Is there a way to increase delay between retries if ssh attempts remains the same(e.g: 5) I tried achieving the same but failed to do so.

- name: Check for require reboot
  hosts: "{{ target_host }}"
  remote_user: root
  gather_facts: False
  tasks:
    - name: Performing reboot check now after patch integration
      command: needs-restarting -r
      register: needsrestarting
      changed_when:
        - needsrestarting.rc != 0
      failed_when:
        - needsrestarting.rc != 1
        - needsrestarting.rc != 0

    - name: Reboot the server
      tags: reboot
      command: reboot
      async: 1
      poll: 0
#      when:
#        - needsrestarting.rc == 1

    - name: Adding delay for system to come up
      wait_for:
       timeout: 300

    - name: Wait for the nodes to wake up for login with fixed timer
      wait_for:
        host={{ ansible_ssh_host }}
        port={{ ansible_ssh_port }}
        timeout=300
        state=started
        delegate_to= "{{ inventory_hostname }}"
        ignore_errors= yes
      delay: 60
      retries: 20

logs:

 UNREACHABLE! => {
"changed": false,
"msg": "Failed to connect to the host via ssh: OpenSSH_7.4p1, OpenSSL 1.0.2k-fips  26 Jan 2017

Solution

  • You need to delegate the wait_for task to the Ansible controller:

    - name: Adding delay for system to come up
      wait_for:
        timeout: 300
      delegate_to: localhost
    

    Otherwise, the wait_for task is to be executed at the target, which is unreachable since it is rebooting. This is a general use module, that serves many purposes. Sometimes it makes sense to use remotely, sometimes not.
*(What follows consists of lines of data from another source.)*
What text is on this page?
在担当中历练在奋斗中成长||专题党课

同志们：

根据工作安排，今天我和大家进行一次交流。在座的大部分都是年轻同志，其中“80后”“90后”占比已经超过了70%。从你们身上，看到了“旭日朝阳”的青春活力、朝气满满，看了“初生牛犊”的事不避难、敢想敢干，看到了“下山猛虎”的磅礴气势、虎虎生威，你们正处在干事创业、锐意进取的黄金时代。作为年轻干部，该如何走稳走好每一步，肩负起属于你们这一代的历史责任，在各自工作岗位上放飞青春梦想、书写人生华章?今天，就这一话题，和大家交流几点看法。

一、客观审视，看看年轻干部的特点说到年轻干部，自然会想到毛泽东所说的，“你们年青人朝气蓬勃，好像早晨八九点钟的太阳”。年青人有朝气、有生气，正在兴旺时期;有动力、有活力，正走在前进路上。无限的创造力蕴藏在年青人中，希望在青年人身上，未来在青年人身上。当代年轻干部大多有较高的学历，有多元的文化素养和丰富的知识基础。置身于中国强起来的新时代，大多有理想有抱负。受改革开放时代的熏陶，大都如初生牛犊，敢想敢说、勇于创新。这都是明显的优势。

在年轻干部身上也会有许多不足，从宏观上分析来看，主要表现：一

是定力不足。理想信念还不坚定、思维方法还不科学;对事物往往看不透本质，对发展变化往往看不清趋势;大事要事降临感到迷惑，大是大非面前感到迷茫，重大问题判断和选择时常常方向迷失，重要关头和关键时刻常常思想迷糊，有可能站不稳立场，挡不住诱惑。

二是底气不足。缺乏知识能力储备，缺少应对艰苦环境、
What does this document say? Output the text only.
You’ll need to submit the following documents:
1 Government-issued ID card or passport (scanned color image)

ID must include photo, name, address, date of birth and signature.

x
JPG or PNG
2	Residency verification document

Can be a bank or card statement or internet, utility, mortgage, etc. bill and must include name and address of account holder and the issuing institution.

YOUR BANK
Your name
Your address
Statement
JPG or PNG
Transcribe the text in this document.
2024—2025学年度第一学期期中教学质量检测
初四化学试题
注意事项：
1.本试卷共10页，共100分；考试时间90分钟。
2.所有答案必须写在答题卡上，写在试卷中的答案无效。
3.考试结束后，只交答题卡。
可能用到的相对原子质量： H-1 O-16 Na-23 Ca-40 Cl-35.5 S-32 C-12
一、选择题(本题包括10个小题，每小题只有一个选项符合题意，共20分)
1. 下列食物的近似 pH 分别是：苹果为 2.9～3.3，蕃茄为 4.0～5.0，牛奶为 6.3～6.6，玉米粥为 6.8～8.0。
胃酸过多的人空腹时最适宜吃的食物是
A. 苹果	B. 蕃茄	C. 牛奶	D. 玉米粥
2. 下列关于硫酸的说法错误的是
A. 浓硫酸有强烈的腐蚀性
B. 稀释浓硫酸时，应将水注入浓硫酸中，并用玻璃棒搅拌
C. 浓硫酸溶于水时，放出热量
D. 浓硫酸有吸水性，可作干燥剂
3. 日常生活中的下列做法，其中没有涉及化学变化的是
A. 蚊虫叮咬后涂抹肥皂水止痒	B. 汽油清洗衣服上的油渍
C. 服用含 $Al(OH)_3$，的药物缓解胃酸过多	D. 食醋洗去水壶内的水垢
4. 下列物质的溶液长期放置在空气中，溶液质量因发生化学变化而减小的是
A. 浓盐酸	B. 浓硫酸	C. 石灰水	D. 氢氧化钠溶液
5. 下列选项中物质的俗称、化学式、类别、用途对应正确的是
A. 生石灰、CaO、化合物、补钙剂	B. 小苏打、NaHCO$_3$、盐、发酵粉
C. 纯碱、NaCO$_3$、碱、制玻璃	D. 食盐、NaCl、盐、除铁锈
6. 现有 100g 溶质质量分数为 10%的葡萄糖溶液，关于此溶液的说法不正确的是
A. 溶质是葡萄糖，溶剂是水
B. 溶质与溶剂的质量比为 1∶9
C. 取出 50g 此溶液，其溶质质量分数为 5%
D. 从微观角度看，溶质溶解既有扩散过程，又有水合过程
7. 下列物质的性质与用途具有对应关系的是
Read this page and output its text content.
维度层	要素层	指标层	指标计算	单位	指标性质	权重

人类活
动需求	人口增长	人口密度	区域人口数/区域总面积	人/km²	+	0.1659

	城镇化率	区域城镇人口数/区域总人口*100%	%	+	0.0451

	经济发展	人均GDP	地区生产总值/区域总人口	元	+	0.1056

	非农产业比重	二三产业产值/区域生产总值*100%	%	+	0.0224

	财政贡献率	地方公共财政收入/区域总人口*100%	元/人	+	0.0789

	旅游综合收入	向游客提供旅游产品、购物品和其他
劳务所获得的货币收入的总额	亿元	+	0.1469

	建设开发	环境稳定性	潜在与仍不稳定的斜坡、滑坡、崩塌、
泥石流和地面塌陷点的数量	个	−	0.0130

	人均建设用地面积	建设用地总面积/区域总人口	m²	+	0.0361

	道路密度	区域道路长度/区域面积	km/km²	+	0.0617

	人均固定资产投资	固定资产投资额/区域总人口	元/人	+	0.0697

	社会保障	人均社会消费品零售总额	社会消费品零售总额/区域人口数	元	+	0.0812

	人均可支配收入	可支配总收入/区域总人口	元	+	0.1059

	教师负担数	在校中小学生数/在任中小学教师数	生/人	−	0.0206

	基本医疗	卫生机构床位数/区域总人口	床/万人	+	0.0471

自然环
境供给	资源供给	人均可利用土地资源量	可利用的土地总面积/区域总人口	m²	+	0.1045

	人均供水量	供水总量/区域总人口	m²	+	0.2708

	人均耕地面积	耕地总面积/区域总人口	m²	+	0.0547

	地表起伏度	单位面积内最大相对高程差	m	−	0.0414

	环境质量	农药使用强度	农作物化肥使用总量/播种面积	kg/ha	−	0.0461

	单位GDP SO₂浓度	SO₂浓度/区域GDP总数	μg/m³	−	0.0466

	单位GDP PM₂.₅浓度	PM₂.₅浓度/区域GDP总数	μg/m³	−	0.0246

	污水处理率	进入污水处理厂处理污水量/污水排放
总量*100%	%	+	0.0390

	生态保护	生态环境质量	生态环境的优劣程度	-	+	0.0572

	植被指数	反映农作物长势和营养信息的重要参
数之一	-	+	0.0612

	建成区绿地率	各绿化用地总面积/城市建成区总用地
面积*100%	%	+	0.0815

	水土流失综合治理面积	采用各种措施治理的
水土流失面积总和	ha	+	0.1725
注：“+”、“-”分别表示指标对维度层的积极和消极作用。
    On the other way around, one may prefer to execute the playbook locally, eventually delegating tasks to targets. This decision may be driven by how many tasks are to be executed locally and how many are not:

    - name: Check for require reboot
      hosts: "{{ target_host }}"
      remote_user: root
      gather_facts: False
      connection: local
      tasks:
        ...
    

    Please note that local execution has nothing to do with target hosts, inventory, etc., as they get iterated anyhow. You may address a whole list of targets just by local executions (like vmWare modules, for instance, that get executed on the controller and create disks on inventory targets).

    From the Ansible docs on the wait_for module, you may actually improve your wait condition, for specific ssh connectivity (default "timeout" value of 300s):

    # Do not assume the inventory_hostname is resolvable and delay 10 seconds at start
    - name: Wait 300 seconds for port 22 to become open and contain "OpenSSH"
      wait_for:
        port: 22
        host: '{{ (ansible_ssh_host|default(ansible_host))|default(inventory_hostname) }}'
        search_regex: OpenSSH
        delay: 10
      connection: local
    

    Or use the the specific wait_for_connection module for that purpose:

    # Wake desktops, wait for them to become ready and continue playbook
    - hosts: all
      gather_facts: no
      tasks:
      - name: Send magic Wake-On-Lan packet to turn on individual systems
        wakeonlan:
          mac: '{{ mac }}'
          broadcast: 192.168.0.255
        delegate_to: localhost
    
      - name: Wait for system to become reachable
        wait_for_connection:
    
      - name: Gather facts for first time
        setup:
      ...
    

    Note the first task, executed locally, since targets are not yet available, but are the destination for the magic packets.

    After that, there's no need for the wait_for_connection task to be delegated, because it is built to operate this way.